Sunshine Act will have repercussions for medical device manufacturers

Sunshine Act will have repercussions for medical device manufacturers

With the passage of the Sunshine Act, everyone in the healthcare sector now faces tougher rules regarding what financial details they report to the federal government. Everyone, from the corporations selling prescription drugs to the scientists in research labs, is affected. But one group in particular will really have to change its ways: medical device manufacturers.

The Sunshine Act includes significant obligations for device makers and their affiliates, according to Smith, Gambrell and Russell. All companies providing products to federal health programs, including Medicare and Medicaid, must report payments made to physicians and teaching hospitals. These companies must begin collecting relevant data on August 1 and reporting it no later than March 31, 2014. There are exceptions, but not many - most notably, manufacturers who made less than 10 percent of total gross revenue from covered products only need to report revenues from those products, not all of their overall expense reports.
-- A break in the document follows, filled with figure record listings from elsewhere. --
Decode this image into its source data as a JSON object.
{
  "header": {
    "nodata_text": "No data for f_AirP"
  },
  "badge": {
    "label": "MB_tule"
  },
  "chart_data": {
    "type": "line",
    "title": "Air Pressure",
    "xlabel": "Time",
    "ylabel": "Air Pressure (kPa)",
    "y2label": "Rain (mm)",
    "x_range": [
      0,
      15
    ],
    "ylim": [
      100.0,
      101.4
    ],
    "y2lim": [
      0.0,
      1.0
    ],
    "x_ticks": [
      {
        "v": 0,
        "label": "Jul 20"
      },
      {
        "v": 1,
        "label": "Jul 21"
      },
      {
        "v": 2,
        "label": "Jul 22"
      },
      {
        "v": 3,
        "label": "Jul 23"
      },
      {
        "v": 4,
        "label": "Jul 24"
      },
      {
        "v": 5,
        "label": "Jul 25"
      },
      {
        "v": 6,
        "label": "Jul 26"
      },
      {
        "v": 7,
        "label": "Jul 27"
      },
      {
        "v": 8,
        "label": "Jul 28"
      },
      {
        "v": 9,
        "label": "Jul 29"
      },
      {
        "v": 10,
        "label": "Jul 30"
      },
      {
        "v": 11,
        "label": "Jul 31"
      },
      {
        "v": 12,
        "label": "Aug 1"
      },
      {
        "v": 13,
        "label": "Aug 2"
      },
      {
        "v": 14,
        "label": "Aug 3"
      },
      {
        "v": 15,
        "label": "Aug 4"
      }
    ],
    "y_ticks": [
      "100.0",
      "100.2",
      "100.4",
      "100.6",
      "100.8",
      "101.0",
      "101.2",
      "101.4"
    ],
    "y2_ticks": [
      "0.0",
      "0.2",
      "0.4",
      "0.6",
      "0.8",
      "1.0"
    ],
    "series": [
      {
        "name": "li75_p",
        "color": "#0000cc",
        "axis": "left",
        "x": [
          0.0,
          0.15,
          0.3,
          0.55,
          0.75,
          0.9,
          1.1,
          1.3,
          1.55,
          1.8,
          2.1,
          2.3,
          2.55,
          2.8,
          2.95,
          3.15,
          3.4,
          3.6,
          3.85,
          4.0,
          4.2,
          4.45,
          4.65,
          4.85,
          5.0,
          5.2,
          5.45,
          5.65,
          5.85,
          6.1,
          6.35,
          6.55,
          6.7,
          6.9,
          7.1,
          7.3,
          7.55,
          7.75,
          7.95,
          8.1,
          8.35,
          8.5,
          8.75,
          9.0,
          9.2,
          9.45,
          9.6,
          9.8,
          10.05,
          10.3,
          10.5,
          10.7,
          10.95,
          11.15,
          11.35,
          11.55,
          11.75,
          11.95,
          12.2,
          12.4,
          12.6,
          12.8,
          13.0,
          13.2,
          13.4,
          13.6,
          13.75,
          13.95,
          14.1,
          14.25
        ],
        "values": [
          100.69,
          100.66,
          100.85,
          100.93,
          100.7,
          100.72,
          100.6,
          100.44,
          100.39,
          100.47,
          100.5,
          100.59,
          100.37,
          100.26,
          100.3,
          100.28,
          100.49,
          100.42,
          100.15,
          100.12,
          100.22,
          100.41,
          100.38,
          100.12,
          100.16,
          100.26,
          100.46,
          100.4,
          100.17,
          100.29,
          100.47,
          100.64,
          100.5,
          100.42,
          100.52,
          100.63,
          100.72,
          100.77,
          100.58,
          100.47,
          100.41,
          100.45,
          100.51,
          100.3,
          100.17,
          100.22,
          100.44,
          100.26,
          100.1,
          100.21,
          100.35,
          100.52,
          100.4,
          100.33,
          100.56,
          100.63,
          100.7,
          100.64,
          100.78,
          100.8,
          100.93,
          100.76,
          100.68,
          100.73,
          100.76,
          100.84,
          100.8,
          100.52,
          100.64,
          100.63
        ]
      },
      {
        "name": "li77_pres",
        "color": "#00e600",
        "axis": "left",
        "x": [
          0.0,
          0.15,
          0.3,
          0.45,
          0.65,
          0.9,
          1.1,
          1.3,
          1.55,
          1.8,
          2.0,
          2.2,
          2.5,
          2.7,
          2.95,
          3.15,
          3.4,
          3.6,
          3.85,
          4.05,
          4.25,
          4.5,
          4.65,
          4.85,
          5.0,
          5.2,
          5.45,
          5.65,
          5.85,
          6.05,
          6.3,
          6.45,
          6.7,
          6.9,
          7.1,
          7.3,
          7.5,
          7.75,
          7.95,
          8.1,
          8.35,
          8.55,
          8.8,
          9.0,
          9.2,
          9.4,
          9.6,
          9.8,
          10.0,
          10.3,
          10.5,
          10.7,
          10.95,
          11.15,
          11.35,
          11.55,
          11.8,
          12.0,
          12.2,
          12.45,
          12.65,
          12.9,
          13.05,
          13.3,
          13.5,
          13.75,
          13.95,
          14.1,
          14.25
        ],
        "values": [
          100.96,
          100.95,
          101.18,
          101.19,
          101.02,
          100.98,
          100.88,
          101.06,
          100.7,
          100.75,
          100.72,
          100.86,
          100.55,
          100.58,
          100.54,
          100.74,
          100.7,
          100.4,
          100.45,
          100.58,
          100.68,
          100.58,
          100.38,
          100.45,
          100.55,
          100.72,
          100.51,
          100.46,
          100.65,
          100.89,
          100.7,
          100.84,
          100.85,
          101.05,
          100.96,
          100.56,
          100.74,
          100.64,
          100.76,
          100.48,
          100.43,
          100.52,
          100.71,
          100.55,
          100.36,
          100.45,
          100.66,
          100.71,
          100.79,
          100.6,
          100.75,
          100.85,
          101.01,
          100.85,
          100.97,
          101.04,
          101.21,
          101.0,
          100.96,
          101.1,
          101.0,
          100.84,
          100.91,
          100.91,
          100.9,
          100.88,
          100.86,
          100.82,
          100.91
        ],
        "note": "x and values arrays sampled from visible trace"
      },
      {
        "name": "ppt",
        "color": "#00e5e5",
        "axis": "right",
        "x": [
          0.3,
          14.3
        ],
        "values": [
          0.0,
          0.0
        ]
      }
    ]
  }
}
The release of the Sunshine Act's final regulations comes after a 13-month delay, according to Forbes - the Centers for Medicare and Medicaid Services initially announced their proposal in December 2011, but hundreds of comments from interested parties flooded in during early 2012, making for a long "comment period" to sort out everyone's concerns.

Now that the act is finally a reality, device manufacturers across America will need to adjust. There will be more transparency now than ever.